@crusom that’s the beauty (and curse) of C - it treats literally everything as binary numeric data, with “types” only instructing the rest of the code and the compiler how to deal with it. A char is literally just a byte-sized int IIRC. Hell, headers defining stuff like uint8 basically do
typedef uint8 unsigned char xD The thing that illustrates that approach best is the union type. You declare a structure where every member uses the same memory - it’s only the size of its biggest member. So you can at all times, with the compiler’s blessing, just look at the raw binary data of one type by requesting it to be read as another type.
It’s as fascinating as it’s barely useful and usually a bad practice. This kind of binary voodoo is what makes C a pain to work with for people used to the comforts of high-level languages.

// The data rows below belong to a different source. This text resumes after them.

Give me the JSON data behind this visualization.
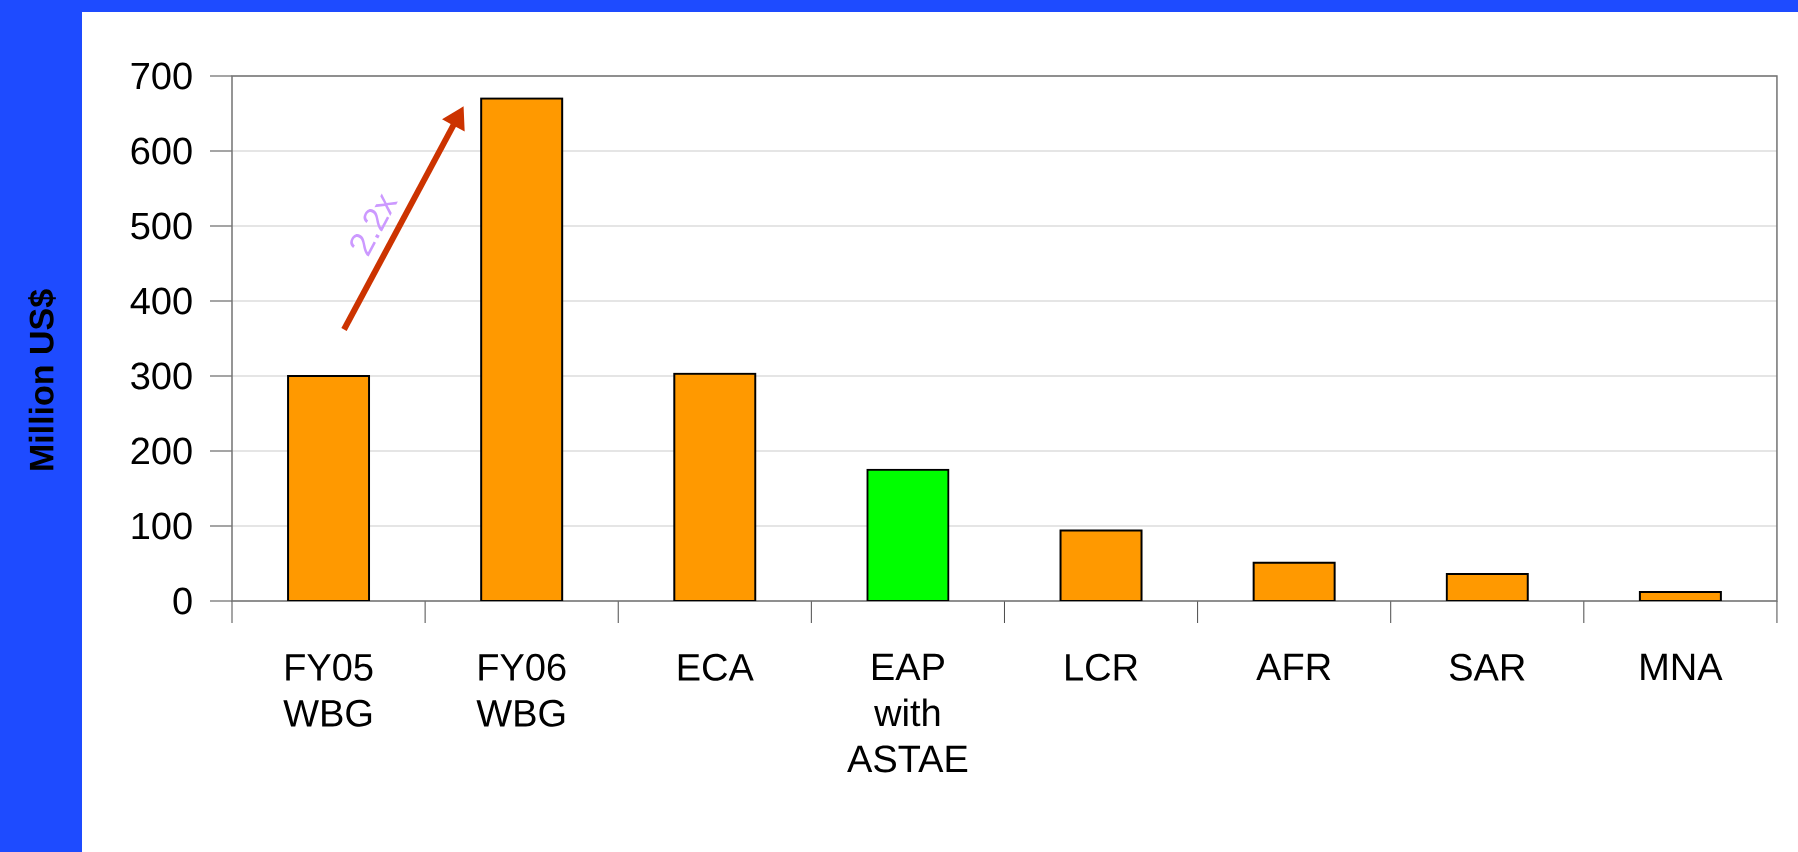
{
  "chart_data": {
    "type": "bar",
    "ylabel": "Million US$",
    "categories": [
      "FY05 WBG",
      "FY06 WBG",
      "ECA",
      "EAP with ASTAE",
      "LCR",
      "AFR",
      "SAR",
      "MNA"
    ],
    "values": [
      300,
      670,
      303,
      175,
      94,
      51,
      36,
      12
    ],
    "colors": [
      "#ff9900",
      "#ff9900",
      "#ff9900",
      "#00ff00",
      "#ff9900",
      "#ff9900",
      "#ff9900",
      "#ff9900"
    ],
    "ylim": [
      0,
      700
    ],
    "yticks": [
      0,
      100,
      200,
      300,
      400,
      500,
      600,
      700
    ],
    "grid": "y",
    "annotations": [
      "2.2x"
    ]
  }
}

@crusom idk either, there are legit use cases where they are the right tool for the job.
This discussion reminded me of another C weirdness - the int type itself. C was designed so that the int was the size of a processor word, making its size architecture-dependent. They warned about that in the books, all of the cool libraries used type aliases to explicitly declare (u)int32 wherever needed, yet when 64-bit processors arrived… int being 32-bit was so engrained in the ecosystem that they gave up. And so despite what you may have learned, int is 32-bit even on a 64-bit architecture, because the potential problems of changing it mounted up too high.
I was quite surprised when I was playing with Julia’s C interface and discovered that
Cint is an alias of
Int32, prompting me to go down the rabbit hole of “why?” and “but wait, I thought…”. Julia, in contrast, avoids this problem by declaring
Int64 types and aliasing
Int to whatever is native to the architecture.